When Gus uses his wish to take Hazel to Amsterdam to question her favourite author, Peter van Houten (Willem Dafoe), there are establishing shots of the city but interiors for the European trip were largely filmed in Pittsburgh.

Gus and Hazel are seen walking and embracing near one of Amsterdam's main three canals – Herengracht, Prinsengracht, and Keizersgracht. This is part of the larger area called "De Negen Straatjes," (the Nine Streets). It appears part of the movie was shot around Keizersgracht 510, an area also worth visiting for the local shopping.

In both the book and the movie, the couple stays at the Hampshire Hotel - Amsterdam American, Leidsekade 97, 1017 PN Amsterdam (tel: +31.20.556.3000)
hampshirehotelamsterdamamerican.com
on the Leidsepleiin.

The hotel interior, with the beautiful stained glass windows, is the Mansions on Fifth, 5105 Fifth Avenue at Amberson Avenue in Shadyside, east Pittsburgh.

Similarly, that’s the real exterior of restaurant Oranjee, 498 Keizersgracht, Amsterdam, but the lightbulb-filled interior where Hazel and Gus enjoy a romantic champagne dinner courtesy of the apparently generous van Houten,
was shot on a sound stage at 31st Street Studios in Pittsburgh’s Strip District.
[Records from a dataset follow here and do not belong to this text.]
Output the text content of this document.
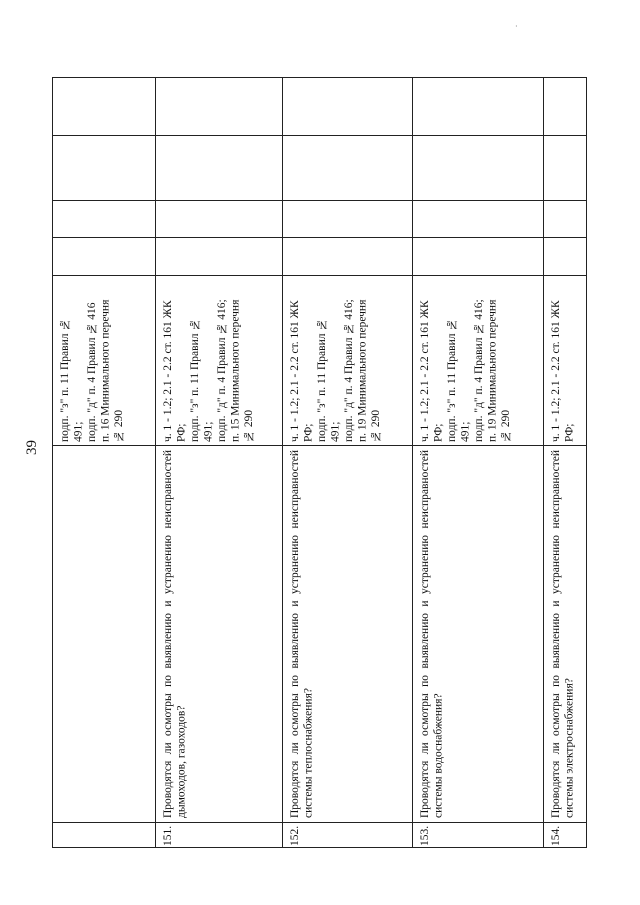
39
·
подп. "з" п. 11 Правил № 491; подп. "д" п. 4 Правил № 416 п. 16 Минимального перечня № 290
151.
Проводятся ли осмотры по выявлению и устранению неисправностей дымоходов, газоходов?
ч. 1 - 1.2; 2.1 - 2.2 ст. 161 ЖК РФ; подп. "з" п. 11 Правил № 491; подп. "д" п. 4 Правил № 416; п. 15 Минимального перечня № 290
152.
Проводятся ли осмотры по выявлению и устранению неисправностей системы теплоснабжения?
ч. 1 - 1.2; 2.1 - 2.2 ст. 161 ЖК РФ; подп. "з" п. 11 Правил № 491; подп. "д" п. 4 Правил № 416; п. 19 Минимального перечня № 290
153.
Проводятся ли осмотры по выявлению и устранению неисправностей системы водоснабжения?
ч. 1 - 1.2; 2.1 - 2.2 ст. 161 ЖК РФ; подп. "з" п. 11 Правил № 491; подп. "д" п. 4 Правил № 416; п. 19 Минимального перечня № 290
154.
Проводятся ли осмотры по выявлению и устранению неисправностей системы электроснабжения?
ч. 1 - 1.2; 2.1 - 2.2 ст. 161 ЖК РФ;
Afterwards, the couple strolls through the Rijksmuseum passage to the strains of Vivaldi from a small street orchestra. The Rijksmuseum itself is one of the world’s great art museums, with a stunning collection of paintings by Rembrandt and Vermeer, topped by Rembrandt’s huge and overwhelming The Night Watch.

The home of drunken writer Peter Van Houten (Willem Dafoe) is 162 Vondelstraat, Amsterdam – though again the interior filmed in Pittsburgh, at a house in Lawrenceville.

After an fractious meeting with the belligerent writer, has partner Lidewij (Lotte Verbeek) takes the pair sightseeing, visiting the Anne Frank House, Prinsengracht 263-267, 1016 GV Amsterdam (tel: +31.20.556.7105)
http://www.annefrank.org/en/

Anne Frank was a Jewish girl who went into hiding with her family during World War Two to escape from the Nazis.

Together with seven others she hid in the secret annex at Prinsengracht 263 in Amsterdam. After more than two years in hiding, they were discovered and deported to concentration camps. Anne’s father, Otto Frank, was the only one of the eight people to survive. After her death, the diary Anne wrote while in hiding was published and made her story famous – a powerful record of horrors of fascism. The house is now preserved as a museum.

The exterior and first-floor interior of the Anne Frank House are the real thing but practical requirements meant the staircases and upper floors were recreated in the Pittsburgh studio. Also, you’re no longer allowed access to the actual attic, as Hazel and Gus seem to do.

The bench on which Gus makes his shattering revelation is in front of Leidsegracht 4, where Herengracht and Leidsegracht meet. To the embarrassment of Dutch authorities, the famous bench disappeared temporarily, but has since been returned.

Trip over, they arrive back at Pittsburgh International Airport, 1000 Airport Boulevard.

The house of Isaac’s crumby ex, which Hazel, Gus, and Isaac pelt with eggs is 1304 Summit Drive at Eaton Drive, Oakmont.

The funeral, attended by an unexpected mourner, was filmed at Church Hill Cemetery, 260 Churchill Road in Wilkins Township, not far from Gus’s house.